We know that the nucleus contains neutrons and protons. Therefore, the mass of the nucleus should be equal to the total mass of its protons and neutrons. However, the nuclear mass \(\boldsymbol{M}\) will always be less than the sum of the mass of individual protons and neutrons. The difference in mass \(\Delta M\) of a nucleus and its constituents is known as mass defect, and it is given by,
\(\Delta M=\left[Z m_{p}+(A-Z) m_{n}\right]-M\)
Here \(m_{p}\) is the mass of a proton, and \(m_{n}\) is the mass of the neutron.
When a nucleus of a certain charge and mass is formed by bringing together a certain number of neutrons and protons, then energy \(E_{b}\) will be coming out in the process, and it is given by, \(E_{b}=\Delta M c^{2}\). The energy \(E_{b}\) is known as the binding energy of the nucleus. If we try to separate a nucleus into its nucleons, we need to supply total energy equal to \(E_{{b}}\).
From the Rutherford \(\alpha\)-particles experiment, we get that in every atom, the positive charge, as well as mass, are densely concentrated in the nucleus, and the radius of a nucleus is much smaller than the radius of an atom. The nucleus of an atom consists of protons and neutrons. The electron revolves around the nucleus.
A nucleus of mass number \(\boldsymbol{A}\) has a radius \(R=R_{0} A^{\frac{1}{3}}\), where \(R_{0}=1.2 \times 10^{-15} \mathbf{m}\). When a nucleus of a certain charge and mass is formed by bringing together a certain number of neutrons and protons, then release energy \(\boldsymbol{E}_{b}\) is known as binding energy. The nuclear force which holds nucleons together is much stronger than the Coulomb force, which acts between charges, or the gravitational force, which acts between masses.
Learn Atomic Number and Mass Number
Q.1. Two stable isotopes of lithium \({ }{3}^{6} \mathrm{Li}\) and \({ }{3}^{7} \mathrm{Li}\) have respective abundances of \(7.5 \%\) and \(92.5 \%\). These isotopes have masses \(6.01512\,{\rm{u}}\) and \(7.01600\,{\rm{u}}\), respectively.

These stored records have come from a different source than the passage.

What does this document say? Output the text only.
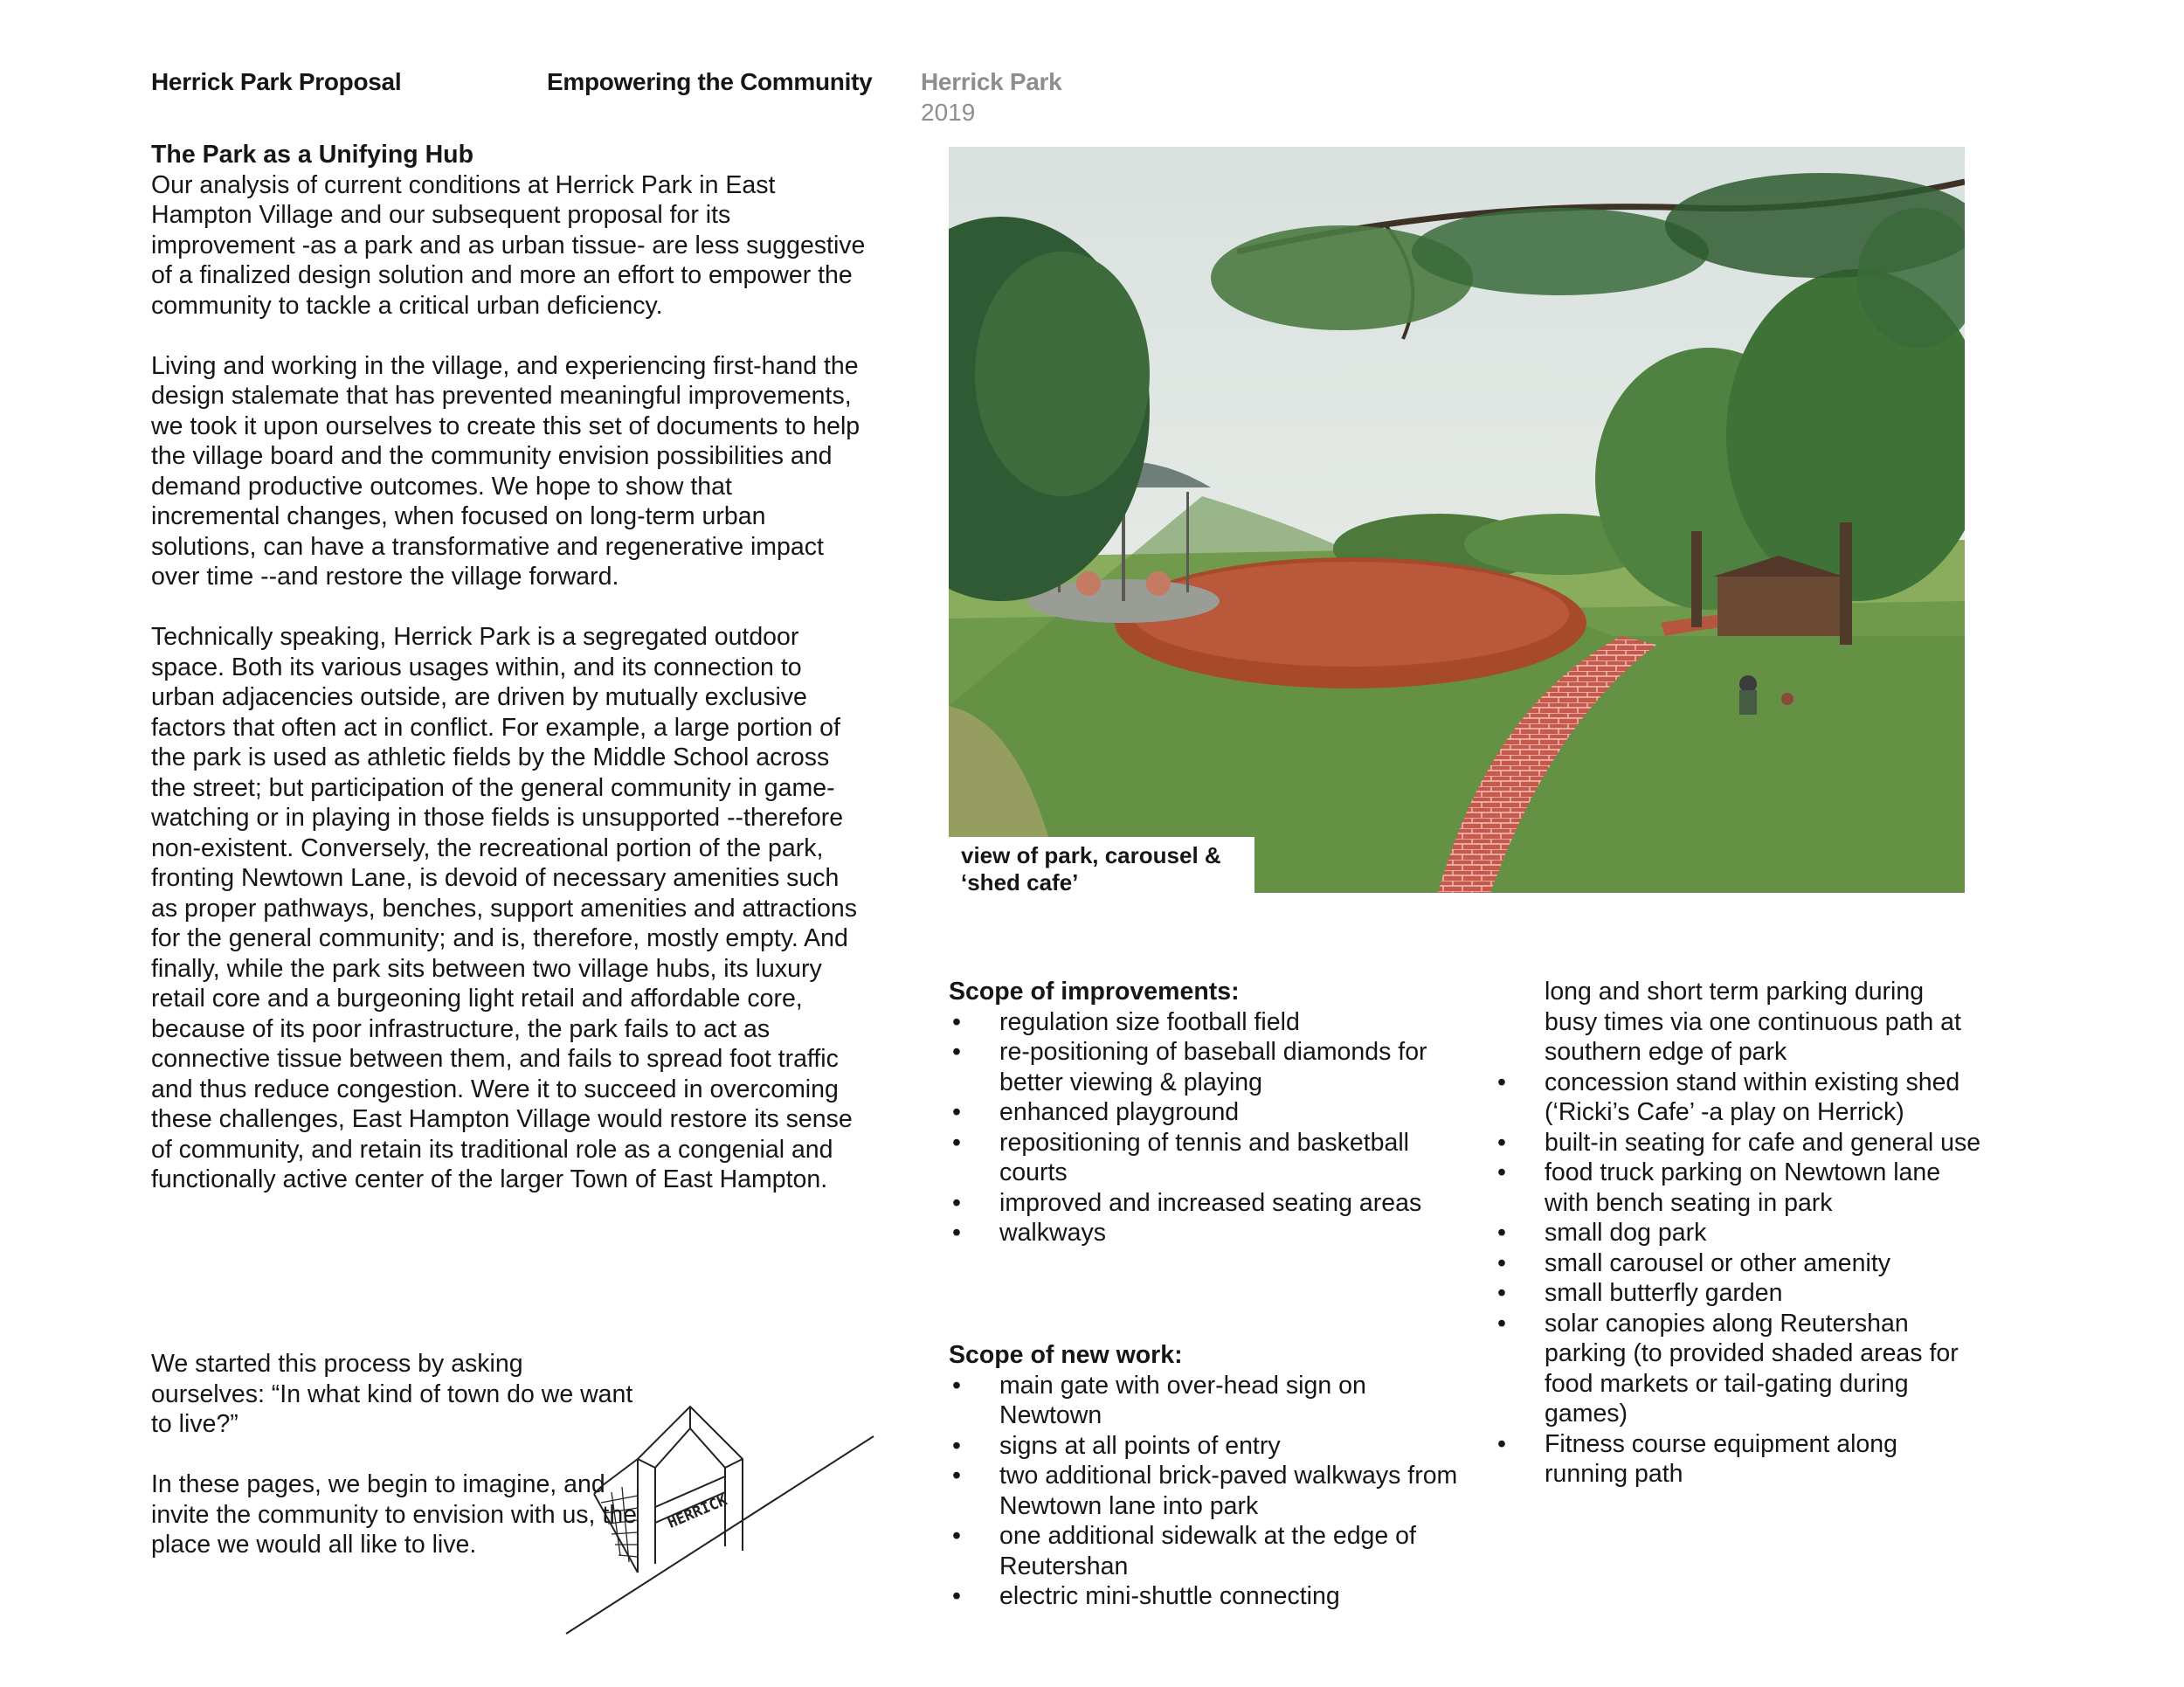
Herrick Park Proposal	Empowering the Community Herrick Park
2019
The Park as a Unifying Hub

Our analysis of current conditions at Herrick Park in East Hampton Village and our subsequent proposal for its improvement -as a park and as urban tissue- are less suggestive of a finalized design solution and more an effort to empower the community to tackle a critical urban deficiency.

Living and working in the village, and experiencing first-hand the design stalemate that has prevented meaningful improvements, we took it upon ourselves to create this set of documents to help the village board and the community envision possibilities and demand productive outcomes. We hope to show that incremental changes, when focused on long-term urban solutions, can have a transformative and regenerative impact over time --and restore the village forward.

Technically speaking, Herrick Park is a segregated outdoor space. Both its various usages within, and its connection to urban adjacencies outside, are driven by mutually exclusive factors that often act in conflict. For example, a large portion of the park is used as athletic fields by the Middle School across the street; but participation of the general community in game-watching or in playing in those fields is unsupported --therefore non-existent. Conversely, the recreational portion of the park, fronting Newtown Lane, is devoid of necessary amenities such as proper pathways, benches, support amenities and attractions for the general community; and is, therefore, mostly empty. And finally, while the park sits between two village hubs, its luxury retail core and a burgeoning light retail and affordable core, because of its poor infrastructure, the park fails to act as connective tissue between them, and fails to spread foot traffic and thus reduce congestion. Were it to succeed in overcoming these challenges, East Hampton Village would restore its sense of community, and retain its traditional role as a congenial and functionally active center of the larger Town of East Hampton.

We started this process by asking ourselves: “In what kind of town do we want to live?”

In these pages, we begin to imagine, and invite the community to envision with us, the place we would all like to live.

HERRICK
view of park, carousel & ‘shed cafe’
Scope of improvements:
• regulation size football field
• re-positioning of baseball diamonds for better viewing & playing
• enhanced playground
• repositioning of tennis and basketball courts
• improved and increased seating areas
• walkways
Scope of new work:
• main gate with over-head sign on Newtown
• signs at all points of entry
• two additional brick-paved walkways from Newtown lane into park
• one additional sidewalk at the edge of Reutershan
• electric mini-shuttle connecting
long and short term parking during busy times via one continuous path at southern edge of park
• concession stand within existing shed (‘Ricki’s Cafe’ -a play on Herrick)
• built-in seating for cafe and general use
• food truck parking on Newtown lane with bench seating in park
• small dog park
• small carousel or other amenity
• small butterfly garden
• solar canopies along Reutershan parking (to provided shaded areas for food markets or tail-gating during games)
• Fitness course equipment along running path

Find the atomic mass of lithium.
Ans: Mass of the first lithium isotope \({ }{3}^{6} \mathrm{Li}=\mathrm{m}_{1}=6.01512\,{\rm{u}}\)
Mass of the second lithium isotope \({ }{3}^{7} \mathrm{Li}=\mathrm{m}_{2}=7.01600\,{\rm{u}}\)

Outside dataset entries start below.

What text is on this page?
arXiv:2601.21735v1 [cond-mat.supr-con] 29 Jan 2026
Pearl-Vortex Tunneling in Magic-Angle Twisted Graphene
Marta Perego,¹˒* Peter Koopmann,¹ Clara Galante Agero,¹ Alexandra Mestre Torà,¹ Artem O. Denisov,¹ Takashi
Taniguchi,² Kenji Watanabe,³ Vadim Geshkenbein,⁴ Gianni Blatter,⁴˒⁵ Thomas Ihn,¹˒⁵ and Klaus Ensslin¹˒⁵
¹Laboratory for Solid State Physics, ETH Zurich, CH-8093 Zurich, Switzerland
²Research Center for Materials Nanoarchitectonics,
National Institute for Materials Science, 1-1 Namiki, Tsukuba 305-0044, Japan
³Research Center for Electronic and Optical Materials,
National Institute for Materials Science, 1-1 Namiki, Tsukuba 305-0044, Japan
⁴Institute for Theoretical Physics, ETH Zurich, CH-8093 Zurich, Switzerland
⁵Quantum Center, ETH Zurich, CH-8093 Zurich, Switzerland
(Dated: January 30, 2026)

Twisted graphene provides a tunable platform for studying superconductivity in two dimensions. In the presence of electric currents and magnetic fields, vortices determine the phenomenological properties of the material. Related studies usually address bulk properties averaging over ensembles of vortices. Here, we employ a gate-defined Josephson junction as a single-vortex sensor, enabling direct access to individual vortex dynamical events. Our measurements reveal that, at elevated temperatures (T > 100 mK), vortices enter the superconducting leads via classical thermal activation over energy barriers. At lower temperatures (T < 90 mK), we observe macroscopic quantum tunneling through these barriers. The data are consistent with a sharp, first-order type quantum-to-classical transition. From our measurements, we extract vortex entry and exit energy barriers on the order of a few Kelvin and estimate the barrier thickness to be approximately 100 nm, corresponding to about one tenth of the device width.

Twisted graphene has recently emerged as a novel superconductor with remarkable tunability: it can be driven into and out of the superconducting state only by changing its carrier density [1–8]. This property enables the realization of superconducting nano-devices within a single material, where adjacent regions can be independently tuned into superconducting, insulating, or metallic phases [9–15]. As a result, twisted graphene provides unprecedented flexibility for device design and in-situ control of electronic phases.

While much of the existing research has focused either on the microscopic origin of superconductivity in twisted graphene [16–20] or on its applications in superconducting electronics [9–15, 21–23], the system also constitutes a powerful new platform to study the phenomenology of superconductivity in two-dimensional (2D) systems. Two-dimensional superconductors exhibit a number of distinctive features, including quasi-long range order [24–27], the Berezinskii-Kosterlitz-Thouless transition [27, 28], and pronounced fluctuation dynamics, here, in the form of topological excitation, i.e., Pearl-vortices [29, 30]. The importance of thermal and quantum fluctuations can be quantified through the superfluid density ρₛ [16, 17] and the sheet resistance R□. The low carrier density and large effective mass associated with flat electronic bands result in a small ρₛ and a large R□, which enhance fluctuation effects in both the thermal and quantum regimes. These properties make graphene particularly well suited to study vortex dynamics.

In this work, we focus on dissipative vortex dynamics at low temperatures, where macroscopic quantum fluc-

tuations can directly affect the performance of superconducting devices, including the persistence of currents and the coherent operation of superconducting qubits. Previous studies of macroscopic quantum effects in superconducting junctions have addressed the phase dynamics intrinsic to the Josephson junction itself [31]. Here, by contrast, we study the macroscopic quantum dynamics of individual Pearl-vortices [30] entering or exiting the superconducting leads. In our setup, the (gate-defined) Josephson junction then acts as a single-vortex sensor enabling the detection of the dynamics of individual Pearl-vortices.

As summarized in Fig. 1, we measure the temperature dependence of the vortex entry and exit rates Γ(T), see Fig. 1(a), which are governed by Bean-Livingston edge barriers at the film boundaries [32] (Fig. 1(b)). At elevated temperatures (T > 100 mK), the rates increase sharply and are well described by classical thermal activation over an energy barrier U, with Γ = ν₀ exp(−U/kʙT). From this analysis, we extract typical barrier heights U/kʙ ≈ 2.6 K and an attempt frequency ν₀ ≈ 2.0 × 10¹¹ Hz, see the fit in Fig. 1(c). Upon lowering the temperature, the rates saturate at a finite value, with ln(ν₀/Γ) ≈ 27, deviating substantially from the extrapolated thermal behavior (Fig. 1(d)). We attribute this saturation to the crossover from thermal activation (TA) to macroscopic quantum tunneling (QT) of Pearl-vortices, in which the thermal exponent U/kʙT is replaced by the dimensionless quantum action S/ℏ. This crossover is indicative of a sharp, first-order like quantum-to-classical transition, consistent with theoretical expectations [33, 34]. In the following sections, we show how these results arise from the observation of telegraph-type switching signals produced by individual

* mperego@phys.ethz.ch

Abundance of \({ }{3}^{6} \mathrm{Li}=\mathrm{n}_{1}=7.5 \%\)
Abundance of \({ }{3}^{7} \mathrm{Li}=\mathrm{n}_{2}=92.5 \%\)

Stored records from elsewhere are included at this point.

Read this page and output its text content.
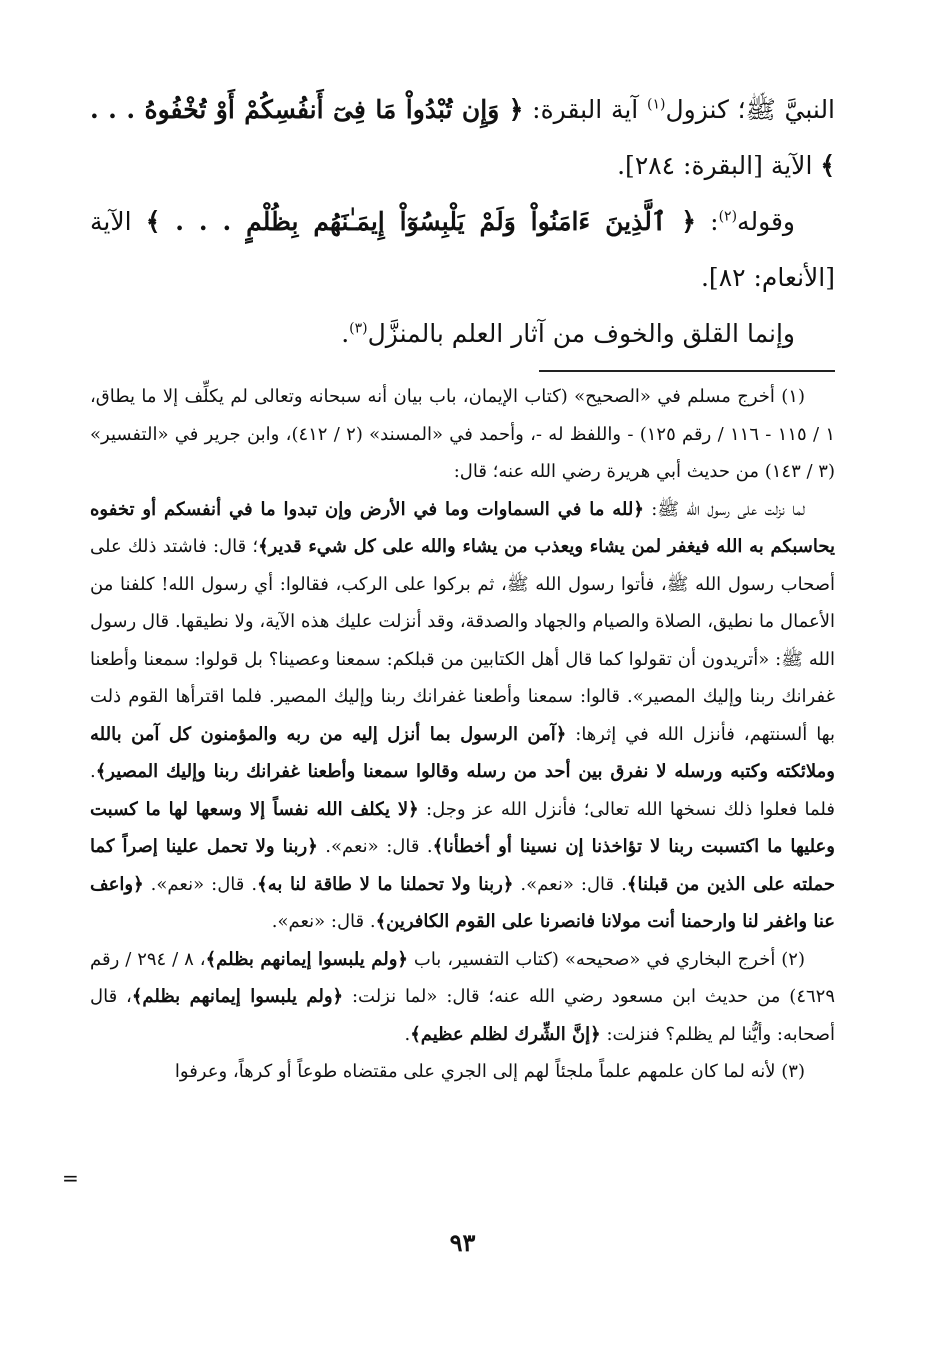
النبيَّ ﷺ؛ كنزول$^{(١)}$ آية البقرة: ﴿ وَإِن تُبْدُواْ مَا فِىٓ أَنفُسِكُمْ أَوْ تُخْفُوهُ . . . ﴾ الآية [البقرة: ٢٨٤].

وقوله$^{(٢)}$: ﴿ ٱلَّذِينَ ءَامَنُواْ وَلَمْ يَلْبِسُوٓاْ إِيمَـٰنَهُم بِظُلْمٍ . . . ﴾ الآية [الأنعام: ٨٢].

وإنما القلق والخوف من آثار العلم بالمنزَّل$^{(٣)}$.

(١) أخرج مسلم في «الصحيح» (كتاب الإيمان، باب بيان أنه سبحانه وتعالى لم يكلِّف إلا ما يطاق، ١ / ١١٥ - ١١٦ / رقم ١٢٥) - واللفظ له -، وأحمد في «المسند» (٢ / ٤١٢)، وابن جرير في «التفسير» (٣ / ١٤٣) من حديث أبي هريرة رضي الله عنه؛ قال:

لما نزلت على رسول الله ﷺ: ﴿لله ما في السماوات وما في الأرض وإن تبدوا ما في أنفسكم أو تخفوه يحاسبكم به الله فيغفر لمن يشاء ويعذب من يشاء والله على كل شيء قدير﴾؛ قال: فاشتد ذلك على أصحاب رسول الله ﷺ، فأتوا رسول الله ﷺ، ثم بركوا على الركب، فقالوا: أي رسول الله! كلفنا من الأعمال ما نطيق، الصلاة والصيام والجهاد والصدقة، وقد أنزلت عليك هذه الآية، ولا نطيقها. قال رسول الله ﷺ: «أتريدون أن تقولوا كما قال أهل الكتابين من قبلكم: سمعنا وعصينا؟ بل قولوا: سمعنا وأطعنا غفرانك ربنا وإليك المصير». قالوا: سمعنا وأطعنا غفرانك ربنا وإليك المصير. فلما اقترأها القوم ذلت بها ألسنتهم، فأنزل الله في إثرها: ﴿آمن الرسول بما أنزل إليه من ربه والمؤمنون كل آمن بالله وملائكته وكتبه ورسله لا نفرق بين أحد من رسله وقالوا سمعنا وأطعنا غفرانك ربنا وإليك المصير﴾. فلما فعلوا ذلك نسخها الله تعالى؛ فأنزل الله عز وجل: ﴿لا يكلف الله نفساً إلا وسعها لها ما كسبت وعليها ما اكتسبت ربنا لا تؤاخذنا إن نسينا أو أخطأنا﴾. قال: «نعم». ﴿ربنا ولا تحمل علينا إصراً كما حملته على الذين من قبلنا﴾. قال: «نعم». ﴿ربنا ولا تحملنا ما لا طاقة لنا به﴾. قال: «نعم». ﴿واعف عنا واغفر لنا وارحمنا أنت مولانا فانصرنا على القوم الكافرين﴾. قال: «نعم».

(٢) أخرج البخاري في «صحيحه» (كتاب التفسير، باب ﴿ولم يلبسوا إيمانهم بظلم﴾، ٨ / ٢٩٤ / رقم ٤٦٢٩) من حديث ابن مسعود رضي الله عنه؛ قال: «لما نزلت: ﴿ولم يلبسوا إيمانهم بظلم﴾، قال أصحابه: وأيُّنا لم يظلم؟ فنزلت: ﴿إنَّ الشِّرك لظلم عظيم﴾.

(٣) لأنه لما كان علمهم علماً ملجئاً لهم إلى الجري على مقتضاه طوعاً أو كرهاً، وعرفوا

=
٩٣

The atomic mass \((m)\) of lithium is,
\(m=\frac{\left(m_{1} n_{1}+m_{2} n_{2}\right)}{n_{1}+n_{2}}\)
\(m=\frac{{(6.01512\,{\rm{u}} \times 7.5)+(7.01600\,{\rm{u}} \times 92.5)}}{7.5+92.5}\)
\(m=6.940934\,{\rm{u}}\)
Hence, the atomic mass of lithium is \(6.940934\,{\rm{u}}\).
Q.1. Write down different isotopes of the hydrogen atom.
Ans: Hydrogen has three isotopes having masses \(1.0078 \,{\rm{u}}, 2.0141 \,{\rm{u}}\), and \(3.0160 \,{\rm{u}}\). The other two isotopes of hydrogen are called Deuterium, \(H_{1}^{2}\) and Tritium, \(H_{1}^{3}\).
Q.2. What are isobars? Explain with examples.
Ans: Isobars that contain the same number of protons but differ from each other in their number of neutrons. Examples: \({ }{1}^{3} H\) and \({ }{2}^{3} H\).
Q.3. What are isotones explain with examples?
Ans: Nuclides with the same neutron number \(N\) but different atomic number \(Z\) are called isotones for example \(H g_{80}^{198}\) and \(A u_{79}^{197}\).
Q.4. Write down the Einstein equation of mass-energy equivalence relation.
Ans: Einstein gave the famous mass-energy equivalence relation,
\(E=m c^{2}\)
Here \(m\) is the energy equivalent of mass, and \(c\) is the velocity of light in a vacuum, and it is approximately equal to \(3 \times 10^{8} \mathrm{~m} \mathrm{~s}^{-1}\).
Q.5. What is binding energy?
Ans: When a nucleus of a certain charge and mass is formed by bringing together a certain number of neutrons and protons, then released energy \(\boldsymbol{E}_{b}\) is known as binding energy.